Releases: CamaraLab/CAJAL
v1.5
Version 1.5 of CAJAL incorporates two significant new pieces of functionality for the analysis of neuron morphology, unbalanced Gromov-Wasserstein (a matching tool which allows for partial or incomplete matches) and fused Gromov-Wasserstein (a tool which allows the incorporation of additional feature data about neuron nodes, e.g., soma or dendrite.)
These are discussed in detail in the documentation in a worked example tutorial and, at a more theoretical level, here.
- Cleaned up function signatures - making function signatures more uniform between Euclidean and geodesic functions, removing unused parameters
- Removed source of nondeterminism/non-reproducibility in Louvain clustering algorithm
- Added optional dependencies for usage in the Docker image
- Restored parallelism to SWC sampling
- Fixed bug in implementation of Weighted Nearest Neighbors algorithm
v1.0.3
Bugfix
v1.0.2
Version v1.0.2
Test CI
Test release for automatic wheel deployment
v1.0.0
Version 1.0.0 of CAJAL incorporates
- the weighted nearest neighbors algorithm for the integration of Gromov-Wasserstein distance matrices with other modalities
- a ternary plotting functionality that allows the user to visualize the relative variability of data from each modality, and identify variance in one modality that is not well explained by variance in the other two
- integration with the Navis software package for visualizing neurons, allowing users to see a heat map of deformation costs illustrating the parts of the neuron which contribute the most to the overall Gromov-Wasserstein distance
CAJAL v0.3.0
This release is primarily concerned with extending the functionality of CAJAL with an eye towards analysis of larger datasets and larger objects.

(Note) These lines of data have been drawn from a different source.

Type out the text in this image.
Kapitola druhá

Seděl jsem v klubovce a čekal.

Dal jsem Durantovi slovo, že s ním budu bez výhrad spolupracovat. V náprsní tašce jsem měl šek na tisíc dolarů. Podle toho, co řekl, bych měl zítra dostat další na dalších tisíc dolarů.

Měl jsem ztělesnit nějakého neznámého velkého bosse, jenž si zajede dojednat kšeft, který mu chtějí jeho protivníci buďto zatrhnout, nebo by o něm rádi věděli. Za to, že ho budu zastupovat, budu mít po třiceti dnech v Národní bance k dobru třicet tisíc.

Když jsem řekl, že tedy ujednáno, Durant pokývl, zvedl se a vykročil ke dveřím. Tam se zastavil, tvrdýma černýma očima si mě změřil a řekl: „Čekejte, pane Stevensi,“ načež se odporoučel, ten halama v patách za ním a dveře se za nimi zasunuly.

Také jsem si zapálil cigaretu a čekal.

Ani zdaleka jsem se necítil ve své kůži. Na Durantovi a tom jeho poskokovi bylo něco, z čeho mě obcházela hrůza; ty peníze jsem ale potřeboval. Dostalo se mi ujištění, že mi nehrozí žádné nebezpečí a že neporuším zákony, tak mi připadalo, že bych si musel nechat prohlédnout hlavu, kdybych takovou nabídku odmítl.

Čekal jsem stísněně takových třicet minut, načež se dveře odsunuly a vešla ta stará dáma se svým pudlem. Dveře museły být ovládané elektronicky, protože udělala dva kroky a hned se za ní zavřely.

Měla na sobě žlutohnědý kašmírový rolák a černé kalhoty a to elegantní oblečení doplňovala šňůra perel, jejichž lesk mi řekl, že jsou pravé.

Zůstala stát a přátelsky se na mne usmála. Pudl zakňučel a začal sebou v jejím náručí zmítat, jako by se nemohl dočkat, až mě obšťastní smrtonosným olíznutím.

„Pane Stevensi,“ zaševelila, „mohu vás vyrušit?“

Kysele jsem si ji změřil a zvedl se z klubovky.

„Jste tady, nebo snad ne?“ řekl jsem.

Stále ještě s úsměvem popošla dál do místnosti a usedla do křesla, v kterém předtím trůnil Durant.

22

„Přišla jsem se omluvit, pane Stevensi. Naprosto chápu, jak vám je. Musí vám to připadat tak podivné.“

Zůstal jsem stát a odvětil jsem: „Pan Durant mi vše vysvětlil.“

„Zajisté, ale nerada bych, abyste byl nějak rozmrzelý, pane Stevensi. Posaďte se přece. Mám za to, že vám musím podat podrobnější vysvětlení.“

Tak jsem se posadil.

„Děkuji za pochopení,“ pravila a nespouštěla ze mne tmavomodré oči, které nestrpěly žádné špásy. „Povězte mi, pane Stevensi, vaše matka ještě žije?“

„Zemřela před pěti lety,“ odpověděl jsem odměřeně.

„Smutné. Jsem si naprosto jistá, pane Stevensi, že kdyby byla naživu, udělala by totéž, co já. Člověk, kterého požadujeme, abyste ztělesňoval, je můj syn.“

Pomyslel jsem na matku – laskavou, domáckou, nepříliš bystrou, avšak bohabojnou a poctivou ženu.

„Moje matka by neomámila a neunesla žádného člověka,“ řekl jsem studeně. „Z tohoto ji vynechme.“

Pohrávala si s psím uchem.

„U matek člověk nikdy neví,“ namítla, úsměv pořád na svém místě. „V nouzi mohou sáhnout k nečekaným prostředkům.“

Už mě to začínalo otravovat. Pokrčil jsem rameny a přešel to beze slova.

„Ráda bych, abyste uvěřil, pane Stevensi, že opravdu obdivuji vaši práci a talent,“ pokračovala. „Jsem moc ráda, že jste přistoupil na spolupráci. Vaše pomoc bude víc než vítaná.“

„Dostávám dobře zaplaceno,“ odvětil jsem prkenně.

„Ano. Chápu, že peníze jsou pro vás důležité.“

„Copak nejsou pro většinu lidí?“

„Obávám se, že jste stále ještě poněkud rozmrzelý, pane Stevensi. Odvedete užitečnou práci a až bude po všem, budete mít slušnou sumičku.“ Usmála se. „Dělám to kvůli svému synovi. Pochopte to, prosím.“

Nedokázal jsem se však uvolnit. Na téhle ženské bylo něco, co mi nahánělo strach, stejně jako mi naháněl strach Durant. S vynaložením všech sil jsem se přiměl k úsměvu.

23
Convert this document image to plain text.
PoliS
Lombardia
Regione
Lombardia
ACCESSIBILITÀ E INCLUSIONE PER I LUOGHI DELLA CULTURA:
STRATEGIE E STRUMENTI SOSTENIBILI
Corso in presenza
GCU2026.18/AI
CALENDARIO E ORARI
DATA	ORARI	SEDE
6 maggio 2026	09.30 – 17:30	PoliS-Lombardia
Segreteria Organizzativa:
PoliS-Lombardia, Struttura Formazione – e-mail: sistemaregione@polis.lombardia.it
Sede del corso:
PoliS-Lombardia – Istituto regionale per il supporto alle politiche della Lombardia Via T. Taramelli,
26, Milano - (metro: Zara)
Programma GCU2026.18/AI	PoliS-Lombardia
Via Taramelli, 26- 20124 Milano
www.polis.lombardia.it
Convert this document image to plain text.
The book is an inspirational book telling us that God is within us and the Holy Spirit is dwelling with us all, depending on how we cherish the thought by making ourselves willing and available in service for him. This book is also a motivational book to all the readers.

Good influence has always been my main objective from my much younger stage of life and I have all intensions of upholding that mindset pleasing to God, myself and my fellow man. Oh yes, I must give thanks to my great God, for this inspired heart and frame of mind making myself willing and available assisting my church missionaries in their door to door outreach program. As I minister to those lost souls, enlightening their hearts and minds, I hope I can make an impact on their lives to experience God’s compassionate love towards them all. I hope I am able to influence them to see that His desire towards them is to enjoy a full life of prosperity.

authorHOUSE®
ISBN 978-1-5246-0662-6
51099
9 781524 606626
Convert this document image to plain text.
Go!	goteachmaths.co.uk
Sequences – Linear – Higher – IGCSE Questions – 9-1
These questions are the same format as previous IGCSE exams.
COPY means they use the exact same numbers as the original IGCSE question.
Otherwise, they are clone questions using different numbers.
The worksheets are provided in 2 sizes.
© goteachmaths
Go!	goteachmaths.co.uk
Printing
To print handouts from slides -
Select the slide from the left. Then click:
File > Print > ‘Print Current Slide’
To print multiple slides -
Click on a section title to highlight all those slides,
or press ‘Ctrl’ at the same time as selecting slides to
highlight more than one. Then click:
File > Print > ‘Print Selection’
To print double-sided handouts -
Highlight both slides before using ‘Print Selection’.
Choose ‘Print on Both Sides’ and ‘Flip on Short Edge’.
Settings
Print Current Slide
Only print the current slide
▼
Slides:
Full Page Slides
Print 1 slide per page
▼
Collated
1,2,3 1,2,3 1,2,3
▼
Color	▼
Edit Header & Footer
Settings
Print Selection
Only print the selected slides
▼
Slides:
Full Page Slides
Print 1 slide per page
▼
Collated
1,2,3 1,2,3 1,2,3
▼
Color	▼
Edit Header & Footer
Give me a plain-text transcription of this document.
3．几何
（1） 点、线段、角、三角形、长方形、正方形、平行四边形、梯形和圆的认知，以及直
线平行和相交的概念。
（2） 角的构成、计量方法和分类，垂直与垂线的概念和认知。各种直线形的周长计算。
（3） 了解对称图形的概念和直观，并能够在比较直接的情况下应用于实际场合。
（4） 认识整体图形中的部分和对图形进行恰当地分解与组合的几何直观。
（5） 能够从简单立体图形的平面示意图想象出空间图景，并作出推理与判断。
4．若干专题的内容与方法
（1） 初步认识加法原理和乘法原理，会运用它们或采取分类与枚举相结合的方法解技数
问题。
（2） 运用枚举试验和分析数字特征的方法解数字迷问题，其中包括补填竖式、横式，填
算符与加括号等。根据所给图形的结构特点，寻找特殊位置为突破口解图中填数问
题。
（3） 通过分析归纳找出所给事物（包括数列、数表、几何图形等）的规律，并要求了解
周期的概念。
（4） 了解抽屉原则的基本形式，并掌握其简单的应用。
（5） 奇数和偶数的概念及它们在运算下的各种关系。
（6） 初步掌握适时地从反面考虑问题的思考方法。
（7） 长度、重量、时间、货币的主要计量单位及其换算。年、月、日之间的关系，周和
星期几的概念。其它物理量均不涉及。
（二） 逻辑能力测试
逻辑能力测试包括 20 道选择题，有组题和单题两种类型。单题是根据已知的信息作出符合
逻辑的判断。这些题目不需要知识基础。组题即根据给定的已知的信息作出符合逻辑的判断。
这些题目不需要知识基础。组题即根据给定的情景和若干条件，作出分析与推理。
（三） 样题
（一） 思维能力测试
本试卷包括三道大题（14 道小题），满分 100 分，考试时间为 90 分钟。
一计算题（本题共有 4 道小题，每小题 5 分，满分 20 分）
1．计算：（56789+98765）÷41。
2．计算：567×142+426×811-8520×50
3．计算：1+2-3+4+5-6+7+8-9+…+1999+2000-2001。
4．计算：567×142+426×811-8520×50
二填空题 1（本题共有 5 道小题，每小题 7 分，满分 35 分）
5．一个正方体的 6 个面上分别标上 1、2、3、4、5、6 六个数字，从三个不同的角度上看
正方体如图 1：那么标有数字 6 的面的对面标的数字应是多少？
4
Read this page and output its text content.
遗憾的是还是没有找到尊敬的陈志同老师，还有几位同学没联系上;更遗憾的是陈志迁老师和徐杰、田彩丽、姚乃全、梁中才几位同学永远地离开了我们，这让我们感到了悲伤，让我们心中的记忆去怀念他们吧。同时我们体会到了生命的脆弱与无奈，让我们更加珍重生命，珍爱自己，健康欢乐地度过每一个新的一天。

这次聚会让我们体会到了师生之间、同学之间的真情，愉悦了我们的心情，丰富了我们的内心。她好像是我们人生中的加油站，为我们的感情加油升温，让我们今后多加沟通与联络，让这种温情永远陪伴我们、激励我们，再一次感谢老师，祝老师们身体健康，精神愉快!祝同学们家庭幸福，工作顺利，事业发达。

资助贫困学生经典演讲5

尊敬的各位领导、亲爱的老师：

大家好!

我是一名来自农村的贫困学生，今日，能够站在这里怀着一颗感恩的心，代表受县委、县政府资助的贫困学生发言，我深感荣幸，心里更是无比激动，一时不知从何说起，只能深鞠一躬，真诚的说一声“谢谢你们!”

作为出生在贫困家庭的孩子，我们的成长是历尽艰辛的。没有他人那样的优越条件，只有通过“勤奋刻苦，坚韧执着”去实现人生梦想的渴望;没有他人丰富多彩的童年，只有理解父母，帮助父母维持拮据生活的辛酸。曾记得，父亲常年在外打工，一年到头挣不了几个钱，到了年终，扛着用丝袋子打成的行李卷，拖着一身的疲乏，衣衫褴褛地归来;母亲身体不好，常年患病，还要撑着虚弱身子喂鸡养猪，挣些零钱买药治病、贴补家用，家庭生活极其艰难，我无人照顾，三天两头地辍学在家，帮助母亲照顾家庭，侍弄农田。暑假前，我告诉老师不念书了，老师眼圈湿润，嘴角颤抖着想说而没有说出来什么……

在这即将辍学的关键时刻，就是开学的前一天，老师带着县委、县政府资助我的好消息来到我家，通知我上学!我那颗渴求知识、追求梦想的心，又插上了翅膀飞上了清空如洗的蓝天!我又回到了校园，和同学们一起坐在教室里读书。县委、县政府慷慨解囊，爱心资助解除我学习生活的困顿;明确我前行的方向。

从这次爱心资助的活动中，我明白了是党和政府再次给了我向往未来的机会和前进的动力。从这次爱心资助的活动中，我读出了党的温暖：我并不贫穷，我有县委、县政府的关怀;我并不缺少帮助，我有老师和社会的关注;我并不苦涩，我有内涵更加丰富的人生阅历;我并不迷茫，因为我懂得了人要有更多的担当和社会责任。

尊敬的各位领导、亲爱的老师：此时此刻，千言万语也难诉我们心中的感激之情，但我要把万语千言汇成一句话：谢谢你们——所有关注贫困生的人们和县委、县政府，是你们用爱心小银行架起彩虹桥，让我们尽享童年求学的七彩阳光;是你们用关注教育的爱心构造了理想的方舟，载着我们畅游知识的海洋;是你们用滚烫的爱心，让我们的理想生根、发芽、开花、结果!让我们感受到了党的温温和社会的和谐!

- Rewrote the gradient descent algorithm for computing Gromov-Wasserstein in Cython and made small changes to the algorithm to improve performance, perhaps a 20% speed improvement.
- Implemented a lower bound for Gromov-Wasserstein from Memoli's original paper, called SLB. We can use this to filter out cell pairs which are sufficiently far apart that they cannot be within each other's nearest neighbor list. This technique is general and does not require a notion of major/minor axis, it is compatible with geodesic distance. It is multiple orders of magnitude faster than GW. This reduces the number of cell pairs to compute by about 70%, if the GW distance only needs to be known precisely for the nearest neighbors.
- Implemented an approximation to GW, called quantized GW, which involves replacing the cell by a subset of its points and using this as an approximation to the original space. The approximation is acceptable and offers a substantial reduction in computation time; approximating a 100pt space by a 30pt space gives an 87% reduction in computation time.
- Implemented a combined analysis tool which uses SLB to filter the cell pairs down to a short list of potential nearest neighbors and then applies quantized GW to the remaining pairs. This combined tool should make it practical to scale to very large datasets such as the MICrONs dataset.
- CAJAL is now compatible with Python 3.9, 3.10, 3.11.
- Improved error handling
- Fixed a performance issue in underlying linear algebra library where overzealous multithreading slowed performance.
For illustrations and usage tutorials, please see our documentation at cajal.readthedocs.io.
CAJAL
This release implements all the core functionalities of the package.
The main contributors to this release were @patrick-nicodemus and @pcamara.